25 A respeito de quem é solteiro, não tenho nenhum preceito do Senhor, mas dou um conselho, como homem que, pela misericórdia do Senhor, é digno de confiança. 26Julgo, pois, que essa condição é boa, por causa das angústias presentes; sim, é bom para o homem continuar assim. 27Estás comprometido com uma mulher? Não procures romper o vínculo. Não estás comprometido? Não procures mulher. 28Todavia, se te casares, não pecas; e se uma virgem se casar, também não peca. Mas estes terão de suportar as tribulações corporais e eu quisera poupar-vos a elas. 29Eis o que vos digo, irmãos: o tempo é breve. De agora em diante, os que têm mulher, vivam como se não a tivessem; 30e os que choram, como se não chorassem; os que se alegram, como se não se alegrassem; os que compram, como se não possuíssem; 31os que usam deste mundo, como se não o usufruíssem plenamente. Porque este mundo de aparências está a terminar. 32Eu quisera que estivésseis livres de preocupações. Quem não tem esposa, cuida das coisas do Senhor, como há-de agradar ao Senhor. 33Mas aquele que tem esposa cuida das coisas do mundo, como há-de agradar à mulher, 34e fica dividido. Também a mulher não casada, tal como a virgem, cuidam das coisas do Senhor, para serem santas de corpo e de espírito. Mas a mulher casada cuida das coisas do mundo, como há-de agradar ao marido. 35Digo-vos isto para vosso bem, não para vos armar uma cilada, mas visando o que é mais nobre e favoreça uma dedicação ao Senhor, sem partilha. 36Se alguém, cheio de vitalidade, receia faltar ao respeito à sua noiva e pensa que as coisas devem seguir o seu curso, faça o que lhe parecer melhor. Não peca; que se casem. 37Mas, se alguém tomou a firme resolução no seu coração, sem constrangimento e no pleno uso da sua vontade, e resolve no seu foro íntimo respeitar a sua noiva, fará bem. 38Portanto, aquele que desposa a sua noiva faz bem; e quem a não desposa ainda faz melhor. 39A mulher permanece ligada ao seu marido enquanto ele viver. Se, porém, o marido vier a falecer, fica livre para se casar com quem quiser, contanto que seja no Senhor. 40Todavia, na minha opinião, será mais feliz, se permanecer como está. Julgo que também eu tenho o Espírito de Deus.

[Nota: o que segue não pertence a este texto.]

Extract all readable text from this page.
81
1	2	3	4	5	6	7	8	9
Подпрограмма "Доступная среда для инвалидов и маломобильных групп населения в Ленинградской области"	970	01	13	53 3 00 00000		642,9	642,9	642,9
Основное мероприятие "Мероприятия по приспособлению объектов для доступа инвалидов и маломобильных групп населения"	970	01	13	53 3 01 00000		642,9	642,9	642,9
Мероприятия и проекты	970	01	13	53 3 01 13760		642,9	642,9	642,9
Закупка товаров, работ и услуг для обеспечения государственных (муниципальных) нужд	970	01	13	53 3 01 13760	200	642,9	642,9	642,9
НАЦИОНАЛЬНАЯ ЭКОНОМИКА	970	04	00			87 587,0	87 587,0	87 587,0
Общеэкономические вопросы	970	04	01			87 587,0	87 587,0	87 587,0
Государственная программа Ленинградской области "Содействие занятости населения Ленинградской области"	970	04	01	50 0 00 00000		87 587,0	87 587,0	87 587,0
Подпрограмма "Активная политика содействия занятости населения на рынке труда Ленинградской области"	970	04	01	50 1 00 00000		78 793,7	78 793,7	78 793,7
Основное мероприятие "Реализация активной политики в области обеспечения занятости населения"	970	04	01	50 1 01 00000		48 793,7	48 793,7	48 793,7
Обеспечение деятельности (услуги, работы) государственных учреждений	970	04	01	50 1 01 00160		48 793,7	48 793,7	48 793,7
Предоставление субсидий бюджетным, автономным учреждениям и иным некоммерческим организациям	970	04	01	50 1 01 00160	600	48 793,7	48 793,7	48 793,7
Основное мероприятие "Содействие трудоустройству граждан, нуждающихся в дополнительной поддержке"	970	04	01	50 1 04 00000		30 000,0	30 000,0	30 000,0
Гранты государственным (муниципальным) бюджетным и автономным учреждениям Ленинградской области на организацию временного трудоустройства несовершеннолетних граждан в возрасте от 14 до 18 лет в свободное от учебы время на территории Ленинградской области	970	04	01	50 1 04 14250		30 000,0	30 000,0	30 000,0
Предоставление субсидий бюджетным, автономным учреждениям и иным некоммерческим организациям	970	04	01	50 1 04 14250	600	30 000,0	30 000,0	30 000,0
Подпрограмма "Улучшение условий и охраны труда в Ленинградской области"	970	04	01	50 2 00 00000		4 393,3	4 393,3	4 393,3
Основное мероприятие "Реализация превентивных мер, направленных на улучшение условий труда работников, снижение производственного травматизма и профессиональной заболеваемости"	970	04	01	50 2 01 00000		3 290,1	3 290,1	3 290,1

Paulo apresenta uma nova categoria de vida: o estado de virgindade, é um estado de disponibilidade. A virgindade representa pois a novidade, a possibilidade de relativizar todas as coisas e de abrir naquele espaço a uma nova virtualidade, linguagem e modalidade do corpo.

Introduz também um novo conceito de temporalidade: o tempo foi alterado depois do sismo que é Jesus Cristo, não na sua quantidade mas na sua qualidade. O kairós tornou-se breve, condensou-se. Há, assim, uma reciprocidade escatológica entre Cristo e o cristão.

3.5. A comunidade cristã

Paulo tem uma ambição: para ele o Cristianismo determina um novo paradigma face ao anterior, onde o que fundava o espírito da cidade era o sangue, a nação e o status.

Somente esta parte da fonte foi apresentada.